Published: 29 June 2012

Abstract

Background

Infants born late preterm (34 + 0 to 36 + 6 weeks GA (gestational age)) are known to have higher neonatal morbidity than term (37 + 0 to 41 + 6 weeks GA) infants. There is emerging evidence that these risks may not be homogenous within the term cohort and may be higher in early term (37 + 0 to 38 + 6 weeks GA). These risks may also be affected by socioeconomic status, a risk factor for preterm birth.

Methods

A retrospective population based cohort of infants born at 34 to 41 weeks of GA was assembled; individual and area-level income was used to develop three socioeconomic (SES) groups. Neonatal morbidity was grouped into respiratory distress syndrome (RDS), other respiratory disorders, other complications of prematurity, admission to a Level II/III nursery and receipt of phototherapy. Regression models were constructed to examine the relationship of GA and SES to neonatal morbidity while controlling for other perinatal variables.

Results

The cohort contained 25 312 infants of whom 6.1% (n = 1524) were born preterm and 32.4% (n = 8203) were of low SES. Using 39/40 weeks GA as the reference group there was a decrease in neonatal morbidity at each week of gestation.

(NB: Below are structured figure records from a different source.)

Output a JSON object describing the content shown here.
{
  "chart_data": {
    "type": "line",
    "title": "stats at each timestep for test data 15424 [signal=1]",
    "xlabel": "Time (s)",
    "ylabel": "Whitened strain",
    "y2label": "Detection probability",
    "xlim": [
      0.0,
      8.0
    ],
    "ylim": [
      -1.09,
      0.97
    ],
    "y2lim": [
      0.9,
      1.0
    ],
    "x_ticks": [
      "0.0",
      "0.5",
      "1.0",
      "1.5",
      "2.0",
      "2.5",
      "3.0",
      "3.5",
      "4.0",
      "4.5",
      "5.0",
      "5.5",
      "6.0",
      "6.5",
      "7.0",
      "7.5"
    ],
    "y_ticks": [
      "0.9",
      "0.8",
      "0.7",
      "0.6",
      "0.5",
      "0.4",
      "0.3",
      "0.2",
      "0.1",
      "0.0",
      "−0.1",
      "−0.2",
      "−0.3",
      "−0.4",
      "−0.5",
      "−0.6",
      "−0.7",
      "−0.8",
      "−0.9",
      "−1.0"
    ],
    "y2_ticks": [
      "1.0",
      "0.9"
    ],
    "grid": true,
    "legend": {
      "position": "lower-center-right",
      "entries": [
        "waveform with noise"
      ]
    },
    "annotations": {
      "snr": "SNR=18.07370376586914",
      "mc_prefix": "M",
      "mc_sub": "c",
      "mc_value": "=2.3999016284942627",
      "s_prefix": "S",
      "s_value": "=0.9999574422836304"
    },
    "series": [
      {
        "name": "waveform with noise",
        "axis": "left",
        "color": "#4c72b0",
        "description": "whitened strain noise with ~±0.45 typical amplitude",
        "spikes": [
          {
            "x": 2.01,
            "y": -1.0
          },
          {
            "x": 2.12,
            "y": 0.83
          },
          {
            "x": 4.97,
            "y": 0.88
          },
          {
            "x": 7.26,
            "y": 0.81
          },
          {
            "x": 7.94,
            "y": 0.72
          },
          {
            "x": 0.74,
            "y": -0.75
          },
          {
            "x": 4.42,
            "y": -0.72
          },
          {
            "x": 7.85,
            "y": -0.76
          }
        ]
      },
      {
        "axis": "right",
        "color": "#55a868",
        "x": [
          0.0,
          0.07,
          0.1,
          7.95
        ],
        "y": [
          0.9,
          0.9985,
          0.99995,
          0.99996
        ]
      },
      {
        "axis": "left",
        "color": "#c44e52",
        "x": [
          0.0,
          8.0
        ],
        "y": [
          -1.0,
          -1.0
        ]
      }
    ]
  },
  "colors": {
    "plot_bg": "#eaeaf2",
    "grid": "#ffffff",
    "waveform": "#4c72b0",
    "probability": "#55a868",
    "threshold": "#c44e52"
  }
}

The odds ratios remained significantly higher at 37 weeks for RDS or other respiratory disorders, and at 38 weeks for all other outcomes. SES had an independent effect, increasing morbidity with odds ratios ranging from 1.2–1.5 for all outcomes except for the RDS group, where it was not significant.

Conclusions

The risks of morbidity fell throughout late preterm and early term gestation for both respiratory and non-respiratory morbidity. Low SES was associated with an independent increased risk. Recognition that the morbidities associated with prematurity continue into early term gestation and are further compounded by SES is important to develop strategies for improving care of early term infants, avoiding iatrogenic complications and prioritizing public health interventions.